Le Laboratoire national du bâtiment et des travaux publics (LNBTP) traverse une zone de fortes turbulences, illustrant les fragilités persistantes de la gouvernance des entités publiques gabonaises. Au cœur de la tempête, un audit du cabinet O&M Groupe a révélé un « trou » financier de 300 millions de FCFA, vestige d’une gestion comptable restée muette depuis 2015. Ce désert de justificatifs a poussé le Conseil d’administration (CA) à prendre une décision radicale le 9 janvier dernier : la suspension immédiate du Directeur Général, Didier Koumba Bamby.

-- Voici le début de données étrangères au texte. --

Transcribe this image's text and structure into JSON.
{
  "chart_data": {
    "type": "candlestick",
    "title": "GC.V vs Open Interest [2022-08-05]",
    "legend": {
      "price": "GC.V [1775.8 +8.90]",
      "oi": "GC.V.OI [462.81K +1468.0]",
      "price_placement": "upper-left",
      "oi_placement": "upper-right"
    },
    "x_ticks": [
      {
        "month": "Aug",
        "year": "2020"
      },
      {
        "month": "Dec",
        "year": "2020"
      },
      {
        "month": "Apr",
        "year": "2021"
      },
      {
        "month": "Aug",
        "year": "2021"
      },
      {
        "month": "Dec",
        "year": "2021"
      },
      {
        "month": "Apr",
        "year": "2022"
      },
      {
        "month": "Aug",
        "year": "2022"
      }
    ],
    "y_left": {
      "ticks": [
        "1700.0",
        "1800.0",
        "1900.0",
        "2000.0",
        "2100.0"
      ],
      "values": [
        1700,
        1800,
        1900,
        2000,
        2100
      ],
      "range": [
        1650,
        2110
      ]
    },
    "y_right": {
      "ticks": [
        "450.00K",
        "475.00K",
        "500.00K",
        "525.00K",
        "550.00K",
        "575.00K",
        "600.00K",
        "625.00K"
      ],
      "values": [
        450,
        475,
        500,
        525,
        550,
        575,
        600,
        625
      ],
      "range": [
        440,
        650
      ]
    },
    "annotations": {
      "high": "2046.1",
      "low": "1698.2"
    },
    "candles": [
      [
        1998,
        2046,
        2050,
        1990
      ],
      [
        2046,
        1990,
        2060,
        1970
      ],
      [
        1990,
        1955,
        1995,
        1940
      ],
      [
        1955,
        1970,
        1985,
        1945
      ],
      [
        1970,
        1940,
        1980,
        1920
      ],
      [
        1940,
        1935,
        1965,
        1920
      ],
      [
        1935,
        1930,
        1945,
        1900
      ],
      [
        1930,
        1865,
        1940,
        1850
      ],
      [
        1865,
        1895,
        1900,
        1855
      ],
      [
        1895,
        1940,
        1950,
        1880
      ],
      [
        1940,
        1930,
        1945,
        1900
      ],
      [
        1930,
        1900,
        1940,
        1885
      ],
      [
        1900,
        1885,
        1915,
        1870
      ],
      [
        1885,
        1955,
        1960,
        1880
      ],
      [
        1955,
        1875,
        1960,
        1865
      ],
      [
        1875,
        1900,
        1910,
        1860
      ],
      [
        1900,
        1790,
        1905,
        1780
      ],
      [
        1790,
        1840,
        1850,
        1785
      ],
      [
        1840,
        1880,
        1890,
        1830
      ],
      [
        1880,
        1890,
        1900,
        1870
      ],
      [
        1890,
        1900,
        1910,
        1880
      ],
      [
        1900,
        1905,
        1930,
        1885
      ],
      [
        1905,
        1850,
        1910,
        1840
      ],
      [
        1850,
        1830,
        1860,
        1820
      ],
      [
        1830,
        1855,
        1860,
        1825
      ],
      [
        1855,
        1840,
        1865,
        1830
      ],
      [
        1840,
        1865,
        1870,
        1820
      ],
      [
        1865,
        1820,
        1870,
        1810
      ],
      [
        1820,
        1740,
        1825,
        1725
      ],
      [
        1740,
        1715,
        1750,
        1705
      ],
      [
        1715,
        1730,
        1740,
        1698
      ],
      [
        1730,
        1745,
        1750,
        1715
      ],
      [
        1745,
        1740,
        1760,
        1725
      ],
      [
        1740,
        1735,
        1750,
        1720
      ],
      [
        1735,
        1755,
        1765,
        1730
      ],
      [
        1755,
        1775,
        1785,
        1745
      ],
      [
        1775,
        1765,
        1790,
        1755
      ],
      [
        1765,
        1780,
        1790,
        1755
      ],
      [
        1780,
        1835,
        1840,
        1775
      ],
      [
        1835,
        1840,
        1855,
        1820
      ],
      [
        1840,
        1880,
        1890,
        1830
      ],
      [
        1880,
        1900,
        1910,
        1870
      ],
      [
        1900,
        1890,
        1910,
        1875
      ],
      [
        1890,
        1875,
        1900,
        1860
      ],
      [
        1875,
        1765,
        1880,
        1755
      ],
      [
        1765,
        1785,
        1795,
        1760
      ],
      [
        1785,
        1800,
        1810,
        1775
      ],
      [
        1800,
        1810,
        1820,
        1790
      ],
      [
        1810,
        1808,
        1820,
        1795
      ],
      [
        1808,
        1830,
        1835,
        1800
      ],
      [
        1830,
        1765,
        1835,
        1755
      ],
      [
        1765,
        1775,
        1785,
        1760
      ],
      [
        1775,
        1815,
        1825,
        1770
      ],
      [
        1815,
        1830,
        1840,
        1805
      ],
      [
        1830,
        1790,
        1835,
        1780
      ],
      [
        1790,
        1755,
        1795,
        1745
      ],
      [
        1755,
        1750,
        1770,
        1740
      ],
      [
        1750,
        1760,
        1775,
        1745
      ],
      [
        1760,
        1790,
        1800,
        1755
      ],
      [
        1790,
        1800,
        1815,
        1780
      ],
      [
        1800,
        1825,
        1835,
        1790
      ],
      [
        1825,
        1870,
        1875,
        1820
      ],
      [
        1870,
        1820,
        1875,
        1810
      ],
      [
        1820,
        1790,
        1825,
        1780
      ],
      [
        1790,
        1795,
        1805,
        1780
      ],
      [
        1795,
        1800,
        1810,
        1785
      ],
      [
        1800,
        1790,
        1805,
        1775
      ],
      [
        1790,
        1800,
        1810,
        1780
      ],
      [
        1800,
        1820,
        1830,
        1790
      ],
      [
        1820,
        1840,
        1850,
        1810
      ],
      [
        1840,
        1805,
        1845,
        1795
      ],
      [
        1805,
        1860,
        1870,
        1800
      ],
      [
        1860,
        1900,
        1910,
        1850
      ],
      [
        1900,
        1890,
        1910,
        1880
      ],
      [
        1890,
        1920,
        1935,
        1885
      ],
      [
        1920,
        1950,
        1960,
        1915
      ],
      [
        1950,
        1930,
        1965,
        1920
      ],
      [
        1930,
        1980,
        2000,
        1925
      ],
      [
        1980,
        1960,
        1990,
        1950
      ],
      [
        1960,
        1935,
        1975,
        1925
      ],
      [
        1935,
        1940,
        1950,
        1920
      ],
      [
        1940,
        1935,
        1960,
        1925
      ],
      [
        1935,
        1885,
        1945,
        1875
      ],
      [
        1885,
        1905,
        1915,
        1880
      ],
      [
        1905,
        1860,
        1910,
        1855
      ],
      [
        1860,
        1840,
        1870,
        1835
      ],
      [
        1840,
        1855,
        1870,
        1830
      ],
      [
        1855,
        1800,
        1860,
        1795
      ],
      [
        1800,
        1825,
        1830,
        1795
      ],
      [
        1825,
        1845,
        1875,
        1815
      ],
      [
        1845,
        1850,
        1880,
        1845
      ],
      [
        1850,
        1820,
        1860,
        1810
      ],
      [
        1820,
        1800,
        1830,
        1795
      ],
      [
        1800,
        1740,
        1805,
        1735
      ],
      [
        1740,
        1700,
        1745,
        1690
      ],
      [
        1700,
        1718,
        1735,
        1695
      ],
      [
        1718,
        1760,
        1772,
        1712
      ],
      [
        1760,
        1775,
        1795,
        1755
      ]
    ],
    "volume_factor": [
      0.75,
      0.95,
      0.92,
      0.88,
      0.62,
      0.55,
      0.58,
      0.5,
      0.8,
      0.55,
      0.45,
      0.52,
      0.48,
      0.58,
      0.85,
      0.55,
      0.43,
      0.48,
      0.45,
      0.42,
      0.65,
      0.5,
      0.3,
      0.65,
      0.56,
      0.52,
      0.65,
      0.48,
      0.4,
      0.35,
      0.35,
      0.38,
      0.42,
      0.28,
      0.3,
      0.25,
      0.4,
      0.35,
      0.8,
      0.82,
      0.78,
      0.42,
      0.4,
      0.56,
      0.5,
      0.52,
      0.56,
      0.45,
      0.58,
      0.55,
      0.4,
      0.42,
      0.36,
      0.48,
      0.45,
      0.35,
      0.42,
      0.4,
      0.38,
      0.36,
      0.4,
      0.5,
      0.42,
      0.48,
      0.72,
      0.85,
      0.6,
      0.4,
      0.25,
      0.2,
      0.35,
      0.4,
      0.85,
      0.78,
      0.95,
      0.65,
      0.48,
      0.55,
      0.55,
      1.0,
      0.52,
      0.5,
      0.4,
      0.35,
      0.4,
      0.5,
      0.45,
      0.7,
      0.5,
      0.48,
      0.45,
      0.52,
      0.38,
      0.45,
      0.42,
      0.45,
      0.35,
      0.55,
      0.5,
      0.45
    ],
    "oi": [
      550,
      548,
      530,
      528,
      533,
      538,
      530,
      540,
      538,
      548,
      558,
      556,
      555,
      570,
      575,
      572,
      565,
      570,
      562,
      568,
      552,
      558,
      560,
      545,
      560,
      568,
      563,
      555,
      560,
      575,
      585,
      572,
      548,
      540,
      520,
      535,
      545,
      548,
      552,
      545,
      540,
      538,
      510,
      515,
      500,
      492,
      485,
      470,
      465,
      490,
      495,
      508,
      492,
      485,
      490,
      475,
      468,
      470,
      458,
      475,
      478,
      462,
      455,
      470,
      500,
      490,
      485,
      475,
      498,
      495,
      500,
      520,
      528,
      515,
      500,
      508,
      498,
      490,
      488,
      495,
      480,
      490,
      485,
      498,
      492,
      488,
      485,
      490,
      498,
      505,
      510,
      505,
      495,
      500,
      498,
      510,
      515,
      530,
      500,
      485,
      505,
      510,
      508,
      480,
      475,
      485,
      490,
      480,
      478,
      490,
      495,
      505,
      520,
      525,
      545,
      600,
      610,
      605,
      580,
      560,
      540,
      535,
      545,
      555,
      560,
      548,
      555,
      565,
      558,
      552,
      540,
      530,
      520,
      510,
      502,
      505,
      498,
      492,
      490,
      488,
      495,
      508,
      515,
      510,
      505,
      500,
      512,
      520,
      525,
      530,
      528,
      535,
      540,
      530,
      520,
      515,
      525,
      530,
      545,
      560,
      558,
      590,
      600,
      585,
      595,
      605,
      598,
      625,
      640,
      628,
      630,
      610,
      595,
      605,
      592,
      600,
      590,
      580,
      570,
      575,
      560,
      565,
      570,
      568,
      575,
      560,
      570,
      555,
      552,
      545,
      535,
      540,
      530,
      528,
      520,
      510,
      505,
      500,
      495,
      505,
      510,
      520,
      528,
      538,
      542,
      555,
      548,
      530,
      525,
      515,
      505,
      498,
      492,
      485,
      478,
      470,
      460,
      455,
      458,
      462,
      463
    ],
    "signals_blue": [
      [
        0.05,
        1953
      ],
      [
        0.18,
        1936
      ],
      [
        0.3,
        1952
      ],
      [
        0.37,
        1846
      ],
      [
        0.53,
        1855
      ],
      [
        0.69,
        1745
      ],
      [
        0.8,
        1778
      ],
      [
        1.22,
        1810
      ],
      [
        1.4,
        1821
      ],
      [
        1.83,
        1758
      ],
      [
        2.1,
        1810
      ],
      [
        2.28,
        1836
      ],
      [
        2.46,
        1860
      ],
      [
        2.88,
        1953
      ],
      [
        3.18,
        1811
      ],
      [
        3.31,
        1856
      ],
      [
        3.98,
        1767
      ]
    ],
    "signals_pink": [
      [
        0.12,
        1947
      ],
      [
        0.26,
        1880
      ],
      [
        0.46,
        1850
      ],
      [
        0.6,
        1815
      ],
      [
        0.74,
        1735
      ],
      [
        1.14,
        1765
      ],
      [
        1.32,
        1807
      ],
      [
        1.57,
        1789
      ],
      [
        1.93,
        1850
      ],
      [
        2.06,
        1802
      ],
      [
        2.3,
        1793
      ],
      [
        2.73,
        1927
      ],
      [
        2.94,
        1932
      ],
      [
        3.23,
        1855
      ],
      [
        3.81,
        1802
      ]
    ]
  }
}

Mais ce qui devait être une procédure d’assainissement classique s’est mué en un bras de fer politique inédit, révélant les lignes de fracture entre les organes de contrôle et la tutelle ministérielle.

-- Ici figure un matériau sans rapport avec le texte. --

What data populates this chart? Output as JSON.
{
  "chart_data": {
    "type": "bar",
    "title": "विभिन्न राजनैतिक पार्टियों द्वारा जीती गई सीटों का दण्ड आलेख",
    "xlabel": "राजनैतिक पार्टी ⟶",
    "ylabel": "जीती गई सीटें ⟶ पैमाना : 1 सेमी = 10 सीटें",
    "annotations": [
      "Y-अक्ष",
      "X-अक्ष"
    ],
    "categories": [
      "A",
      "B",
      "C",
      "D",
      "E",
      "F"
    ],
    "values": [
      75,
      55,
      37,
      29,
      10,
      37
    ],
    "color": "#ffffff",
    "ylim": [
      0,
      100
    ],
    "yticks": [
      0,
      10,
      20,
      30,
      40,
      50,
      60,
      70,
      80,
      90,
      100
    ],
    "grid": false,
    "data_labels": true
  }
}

L’intervention d’Edgard Moukoumbi, ministre de tutelle, a jeté un froid sur les velléités de réforme du Conseil d’administration. En exigeant, par courrier le 28 janvier, l’annulation de la suspension du DG pour « immixtion manifeste », le membre du gouvernement a ouvert une crise institutionnelle majeure. Pour le ministère, le PCA a outrepassé ses prérogatives, la révocation ou la suspension d’un dirigeant nommé en Conseil des ministres relevant, selon cette lecture, du seul pouvoir exécutif. Ce bouclier administratif, perçu par les agents du LNBTP comme une forme de protection inconditionnelle, pose la question de l’autonomie réelle des conseils d’administration face au poids du politique.Sur le terrain, l’ambiance vire au vaudeville tragique. Malgré sa mise à l’écart initiale, Didier Koumba Bamby aurait repris possession de ses bureaux dans des conditions musclées, au mépris de l’intérim de Ludovic Mbouala Mamongo. En coulisses, les griefs s’accumulent : des rumeurs persistantes évoquent un compte occulte logé à la BGFI et des doutes sur les qualifications académiques du DG.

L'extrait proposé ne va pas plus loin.